From all valid topological orders, one is chosen based on certain criteria; for example, the leaf node should not belong to a statement that has predicate rdf:type, since that could match all resources of the specified type. Once the best order is chosen, it is used to re-arrange the query statements. Starting from the last leaf node, i.e. (DE-588)118696149, the method finds the statement pattern which has this node as its object, and brings this statement to the top of the query. This rearrangement continues so that the statements with the fewest dependencies on other statements are all brought to the top of the query. The resulting query is as follows:

PREFIX beol: <http://0.0.0.0:3333/ontology/0801/beol/v2#>
PREFIX knora-api: <http://api.knora.org/ontology/knora-api/v2#>

CONSTRUCT {
  ?letter knora-api:isMainResource true .
  ?letter ?linkingProp1  ?person1 .
  ?letter ?linkingProp2  ?person2 .
  ?letter beol:creationDate ?date .
} WHERE {
  ?gnd2 knora-api:valueAsString "(DE-588)118696149" .
  ?gnd1 knora-api:valueAsString "(DE-588)118531379" .
  ?person2 beol:hasIAFIdentifier ?gnd2 .
  ?person1 beol:hasIAFIdentifier ?gnd1 .
  ?letter ?linkingProp2 ?person2 .
  ?letter ?linkingProp1 ?person1 .
  ?letter beol:creationDate ?date .
  FILTER(?linkingProp1 = beol:hasAuthor || ?linkingProp1 = beol:hasRecipient )
  FILTER(?linkingProp2 = beol:hasAuthor || ?linkingProp2 = beol:hasRecipient )
} ORDER BY ?date

Note that position of the FILTER statements does not play a significant role in the optimization.

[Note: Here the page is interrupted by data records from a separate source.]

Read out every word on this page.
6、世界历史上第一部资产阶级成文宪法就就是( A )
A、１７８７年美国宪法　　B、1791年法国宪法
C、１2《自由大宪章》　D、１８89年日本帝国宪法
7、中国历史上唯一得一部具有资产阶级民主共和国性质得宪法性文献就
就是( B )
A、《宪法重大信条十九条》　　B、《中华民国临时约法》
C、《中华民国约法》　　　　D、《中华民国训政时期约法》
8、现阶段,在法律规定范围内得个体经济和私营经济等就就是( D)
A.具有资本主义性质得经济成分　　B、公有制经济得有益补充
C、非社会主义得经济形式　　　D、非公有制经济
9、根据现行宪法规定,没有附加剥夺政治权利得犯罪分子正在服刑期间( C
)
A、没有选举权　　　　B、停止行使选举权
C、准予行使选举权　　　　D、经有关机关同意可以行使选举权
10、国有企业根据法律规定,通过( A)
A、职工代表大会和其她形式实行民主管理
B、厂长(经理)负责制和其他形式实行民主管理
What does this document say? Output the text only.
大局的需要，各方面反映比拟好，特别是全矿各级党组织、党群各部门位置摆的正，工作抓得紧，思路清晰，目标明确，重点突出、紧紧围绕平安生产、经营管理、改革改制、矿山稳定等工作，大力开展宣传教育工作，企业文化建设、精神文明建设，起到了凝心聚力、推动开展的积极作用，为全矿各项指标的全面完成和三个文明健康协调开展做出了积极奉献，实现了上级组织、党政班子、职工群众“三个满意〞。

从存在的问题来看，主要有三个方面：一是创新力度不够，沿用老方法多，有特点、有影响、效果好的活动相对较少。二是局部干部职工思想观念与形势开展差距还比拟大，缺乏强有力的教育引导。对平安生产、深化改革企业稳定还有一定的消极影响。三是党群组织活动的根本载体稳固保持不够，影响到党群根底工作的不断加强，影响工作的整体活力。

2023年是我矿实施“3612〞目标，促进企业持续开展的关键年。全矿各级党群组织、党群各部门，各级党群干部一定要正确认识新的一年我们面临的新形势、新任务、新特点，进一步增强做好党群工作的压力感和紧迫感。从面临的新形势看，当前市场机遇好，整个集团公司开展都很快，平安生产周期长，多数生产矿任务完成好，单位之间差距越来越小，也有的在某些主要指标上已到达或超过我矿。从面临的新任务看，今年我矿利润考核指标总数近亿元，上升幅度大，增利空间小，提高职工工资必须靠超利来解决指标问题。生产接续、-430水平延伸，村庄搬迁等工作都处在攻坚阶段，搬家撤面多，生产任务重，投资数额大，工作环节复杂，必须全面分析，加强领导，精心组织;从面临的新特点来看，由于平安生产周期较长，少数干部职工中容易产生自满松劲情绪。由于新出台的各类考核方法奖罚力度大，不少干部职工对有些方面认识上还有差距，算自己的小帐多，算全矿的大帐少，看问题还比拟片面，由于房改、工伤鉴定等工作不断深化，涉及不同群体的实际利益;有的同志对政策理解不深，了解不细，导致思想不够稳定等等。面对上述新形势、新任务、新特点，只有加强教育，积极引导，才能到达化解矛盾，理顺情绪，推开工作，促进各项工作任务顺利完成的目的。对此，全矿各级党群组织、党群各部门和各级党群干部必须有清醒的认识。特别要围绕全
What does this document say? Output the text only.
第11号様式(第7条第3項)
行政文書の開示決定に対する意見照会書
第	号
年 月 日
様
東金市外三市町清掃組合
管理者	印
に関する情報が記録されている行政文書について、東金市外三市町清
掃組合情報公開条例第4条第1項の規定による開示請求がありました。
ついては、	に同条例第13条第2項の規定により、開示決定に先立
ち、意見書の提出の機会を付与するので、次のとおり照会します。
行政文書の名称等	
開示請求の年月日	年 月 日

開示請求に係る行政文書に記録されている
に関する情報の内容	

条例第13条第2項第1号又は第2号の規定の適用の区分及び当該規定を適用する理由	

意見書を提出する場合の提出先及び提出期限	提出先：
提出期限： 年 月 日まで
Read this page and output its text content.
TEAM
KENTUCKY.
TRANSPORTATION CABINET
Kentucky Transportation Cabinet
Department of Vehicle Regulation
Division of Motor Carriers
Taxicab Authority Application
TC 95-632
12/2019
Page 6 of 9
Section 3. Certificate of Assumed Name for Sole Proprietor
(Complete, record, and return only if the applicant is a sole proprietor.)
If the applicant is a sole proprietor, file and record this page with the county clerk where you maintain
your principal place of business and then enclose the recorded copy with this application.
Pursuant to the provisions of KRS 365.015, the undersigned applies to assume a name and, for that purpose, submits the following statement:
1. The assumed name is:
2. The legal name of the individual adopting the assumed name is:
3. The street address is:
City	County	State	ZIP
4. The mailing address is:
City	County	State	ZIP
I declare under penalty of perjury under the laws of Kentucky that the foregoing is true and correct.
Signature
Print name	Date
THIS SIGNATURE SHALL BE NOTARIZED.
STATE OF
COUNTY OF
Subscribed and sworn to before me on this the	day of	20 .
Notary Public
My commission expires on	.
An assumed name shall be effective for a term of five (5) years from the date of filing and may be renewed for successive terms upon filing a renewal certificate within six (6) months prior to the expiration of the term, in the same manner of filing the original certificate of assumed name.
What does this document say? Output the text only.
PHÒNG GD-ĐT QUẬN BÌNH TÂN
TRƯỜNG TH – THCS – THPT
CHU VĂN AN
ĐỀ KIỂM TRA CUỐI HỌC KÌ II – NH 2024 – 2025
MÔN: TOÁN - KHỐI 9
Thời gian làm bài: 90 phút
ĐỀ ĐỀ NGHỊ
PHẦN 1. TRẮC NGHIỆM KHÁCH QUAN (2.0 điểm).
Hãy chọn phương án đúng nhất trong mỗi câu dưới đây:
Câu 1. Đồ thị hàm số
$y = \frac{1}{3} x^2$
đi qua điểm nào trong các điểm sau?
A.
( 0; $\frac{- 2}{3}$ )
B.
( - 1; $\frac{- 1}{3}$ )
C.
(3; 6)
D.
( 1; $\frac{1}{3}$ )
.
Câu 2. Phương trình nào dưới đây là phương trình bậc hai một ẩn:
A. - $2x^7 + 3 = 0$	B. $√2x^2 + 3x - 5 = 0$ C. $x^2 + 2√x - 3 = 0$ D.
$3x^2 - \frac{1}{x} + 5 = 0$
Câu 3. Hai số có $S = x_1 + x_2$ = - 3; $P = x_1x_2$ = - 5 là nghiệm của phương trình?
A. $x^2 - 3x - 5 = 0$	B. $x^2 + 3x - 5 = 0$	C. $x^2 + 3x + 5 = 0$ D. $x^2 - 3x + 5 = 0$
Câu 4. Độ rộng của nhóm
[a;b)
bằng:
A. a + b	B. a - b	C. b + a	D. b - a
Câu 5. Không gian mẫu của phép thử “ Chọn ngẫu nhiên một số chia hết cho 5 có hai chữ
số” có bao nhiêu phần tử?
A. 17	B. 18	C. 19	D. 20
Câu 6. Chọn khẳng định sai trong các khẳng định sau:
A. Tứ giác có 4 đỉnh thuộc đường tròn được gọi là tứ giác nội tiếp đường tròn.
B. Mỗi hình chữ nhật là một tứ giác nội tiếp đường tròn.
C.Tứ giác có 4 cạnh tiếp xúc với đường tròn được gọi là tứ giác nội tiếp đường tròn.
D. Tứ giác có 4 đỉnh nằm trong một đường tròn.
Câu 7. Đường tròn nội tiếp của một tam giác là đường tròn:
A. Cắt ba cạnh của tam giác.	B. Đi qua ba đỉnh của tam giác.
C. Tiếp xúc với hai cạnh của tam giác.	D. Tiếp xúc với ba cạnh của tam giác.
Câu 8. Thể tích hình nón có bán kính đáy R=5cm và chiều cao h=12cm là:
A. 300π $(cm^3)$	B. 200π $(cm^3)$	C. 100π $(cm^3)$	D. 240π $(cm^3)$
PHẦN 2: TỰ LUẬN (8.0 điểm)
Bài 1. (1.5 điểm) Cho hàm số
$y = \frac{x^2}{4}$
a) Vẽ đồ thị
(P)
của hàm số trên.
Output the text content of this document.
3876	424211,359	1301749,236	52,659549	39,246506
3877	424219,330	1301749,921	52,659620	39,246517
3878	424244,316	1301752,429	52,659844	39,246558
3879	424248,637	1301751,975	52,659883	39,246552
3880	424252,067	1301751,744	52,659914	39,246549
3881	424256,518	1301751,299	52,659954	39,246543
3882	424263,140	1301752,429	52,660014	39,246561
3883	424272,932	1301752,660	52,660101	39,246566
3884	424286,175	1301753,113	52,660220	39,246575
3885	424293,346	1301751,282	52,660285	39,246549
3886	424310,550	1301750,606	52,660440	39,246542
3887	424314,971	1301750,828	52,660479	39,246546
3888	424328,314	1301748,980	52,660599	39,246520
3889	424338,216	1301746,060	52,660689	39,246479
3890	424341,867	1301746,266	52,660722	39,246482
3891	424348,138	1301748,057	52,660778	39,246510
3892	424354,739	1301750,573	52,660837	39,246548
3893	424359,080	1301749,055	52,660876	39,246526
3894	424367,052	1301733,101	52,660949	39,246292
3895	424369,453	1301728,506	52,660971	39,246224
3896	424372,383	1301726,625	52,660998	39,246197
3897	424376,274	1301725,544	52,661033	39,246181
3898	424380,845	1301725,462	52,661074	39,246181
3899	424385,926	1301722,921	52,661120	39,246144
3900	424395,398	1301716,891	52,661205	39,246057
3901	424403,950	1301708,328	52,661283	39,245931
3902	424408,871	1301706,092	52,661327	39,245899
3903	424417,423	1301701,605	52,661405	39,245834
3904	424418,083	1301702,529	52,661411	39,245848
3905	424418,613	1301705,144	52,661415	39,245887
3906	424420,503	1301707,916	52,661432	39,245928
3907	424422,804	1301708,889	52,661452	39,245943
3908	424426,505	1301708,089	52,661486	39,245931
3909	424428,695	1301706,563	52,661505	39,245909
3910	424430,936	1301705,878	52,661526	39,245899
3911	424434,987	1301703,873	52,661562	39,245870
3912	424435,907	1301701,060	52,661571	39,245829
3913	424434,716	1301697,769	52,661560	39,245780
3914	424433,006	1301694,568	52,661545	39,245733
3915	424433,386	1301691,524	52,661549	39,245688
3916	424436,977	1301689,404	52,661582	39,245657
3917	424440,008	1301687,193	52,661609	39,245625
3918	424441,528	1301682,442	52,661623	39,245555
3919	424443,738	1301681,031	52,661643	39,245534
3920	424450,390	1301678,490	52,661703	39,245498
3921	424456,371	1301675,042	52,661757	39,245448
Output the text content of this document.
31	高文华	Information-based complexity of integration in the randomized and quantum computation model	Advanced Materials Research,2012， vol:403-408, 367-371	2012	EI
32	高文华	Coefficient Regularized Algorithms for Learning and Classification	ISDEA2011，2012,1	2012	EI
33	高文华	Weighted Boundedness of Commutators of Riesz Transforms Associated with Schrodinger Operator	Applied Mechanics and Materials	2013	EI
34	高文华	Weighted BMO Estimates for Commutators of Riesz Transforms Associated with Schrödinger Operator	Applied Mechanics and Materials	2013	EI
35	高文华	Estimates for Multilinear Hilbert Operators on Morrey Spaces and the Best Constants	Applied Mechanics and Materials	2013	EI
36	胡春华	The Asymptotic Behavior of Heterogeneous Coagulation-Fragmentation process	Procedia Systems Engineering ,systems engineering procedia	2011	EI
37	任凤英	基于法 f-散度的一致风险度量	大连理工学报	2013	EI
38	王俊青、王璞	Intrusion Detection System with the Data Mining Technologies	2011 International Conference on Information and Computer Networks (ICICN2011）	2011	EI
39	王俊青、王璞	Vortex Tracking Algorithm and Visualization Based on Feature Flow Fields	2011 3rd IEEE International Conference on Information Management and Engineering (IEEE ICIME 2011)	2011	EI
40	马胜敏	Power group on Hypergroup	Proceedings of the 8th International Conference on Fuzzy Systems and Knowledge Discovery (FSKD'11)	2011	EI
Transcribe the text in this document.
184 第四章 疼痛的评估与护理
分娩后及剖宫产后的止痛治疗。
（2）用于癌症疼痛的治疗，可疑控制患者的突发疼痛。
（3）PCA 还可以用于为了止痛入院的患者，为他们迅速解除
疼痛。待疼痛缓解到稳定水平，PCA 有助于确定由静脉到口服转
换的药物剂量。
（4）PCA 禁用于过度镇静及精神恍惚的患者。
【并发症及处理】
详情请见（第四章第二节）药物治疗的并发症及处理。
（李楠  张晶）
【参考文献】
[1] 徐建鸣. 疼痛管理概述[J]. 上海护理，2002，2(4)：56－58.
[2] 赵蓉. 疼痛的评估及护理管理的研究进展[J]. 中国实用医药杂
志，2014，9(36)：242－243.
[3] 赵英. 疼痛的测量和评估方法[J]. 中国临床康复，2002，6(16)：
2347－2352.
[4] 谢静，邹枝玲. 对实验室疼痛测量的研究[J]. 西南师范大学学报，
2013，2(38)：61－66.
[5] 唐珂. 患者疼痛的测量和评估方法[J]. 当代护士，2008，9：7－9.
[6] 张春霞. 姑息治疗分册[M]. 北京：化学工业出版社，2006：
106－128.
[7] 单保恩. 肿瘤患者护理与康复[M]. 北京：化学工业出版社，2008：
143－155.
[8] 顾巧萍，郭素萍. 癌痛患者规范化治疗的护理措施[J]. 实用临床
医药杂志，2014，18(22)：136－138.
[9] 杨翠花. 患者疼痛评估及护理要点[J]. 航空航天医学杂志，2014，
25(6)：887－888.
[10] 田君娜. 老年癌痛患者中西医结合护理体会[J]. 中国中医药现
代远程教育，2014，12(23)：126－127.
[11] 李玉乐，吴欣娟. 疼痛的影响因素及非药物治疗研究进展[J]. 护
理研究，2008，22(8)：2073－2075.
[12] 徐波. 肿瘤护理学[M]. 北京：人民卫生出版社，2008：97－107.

If a Gravsearch query contains statements in UNION, OPTIONAL, MINUS, or FILTER NOT EXISTS, they are reordered by defining a graph per block. For example, consider the following query with UNION:

{
    ?thing anything:hasRichtext ?richtext .
    FILTER knora-api:matchText(?richtext, "test")
    ?thing anything:hasInteger ?int .
    ?int knora-api:intValueAsInt 1 .
}
UNION
{
    ?thing anything:hasText ?text .
    FILTER knora-api:matchText(?text, "test")
    ?thing anything:hasInteger ?int .
    ?int knora-api:intValueAsInt 3 .
}

This would result in one graph per block of the UNION. Each graph is then sorted, and the statements of its block are rearranged according to the topological order of graph. This is the result:

{
   ?int knora-api:intValueAsInt 1 .
    ?thing anything:hasRichtext ?richtext .
    ?thing anything:hasInteger ?int .
    FILTER(knora-api:matchText(?richtext, "test"))
} UNION {
    ?int knora-api:intValueAsInt 3 .
    ?thing anything:hasText ?text .
    ?thing anything:hasInteger ?int .
    FILTER(knora-api:matchText(?text, "test"))
}

Cyclic Graphs

The topological sorting algorithm can only be used for DAGs (directed acyclic graphs). However, a Gravsearch query can contains statements that result in a cyclic graph, e.g.:

PREFIX anything: <http://0.0.0.0:3333/ontology/0001/anything/simple/v2#>
PREFIX knora-api: <http://api.knora.org/ontology/knora-api/simple/v2#>

CONSTRUCT {
    ?thing knora-api:isMainResource true .
} WHERE {
  ?thing anything:hasOtherThing ?thing1 .
  ?thing1 anything:hasOtherThing ?thing2 .
  ?thing2 anything:hasOtherThing ?thing . 

In this case, the algorithm tries to break the cycles in order to sort the graph. If this is not possible, the query statements are not reordered.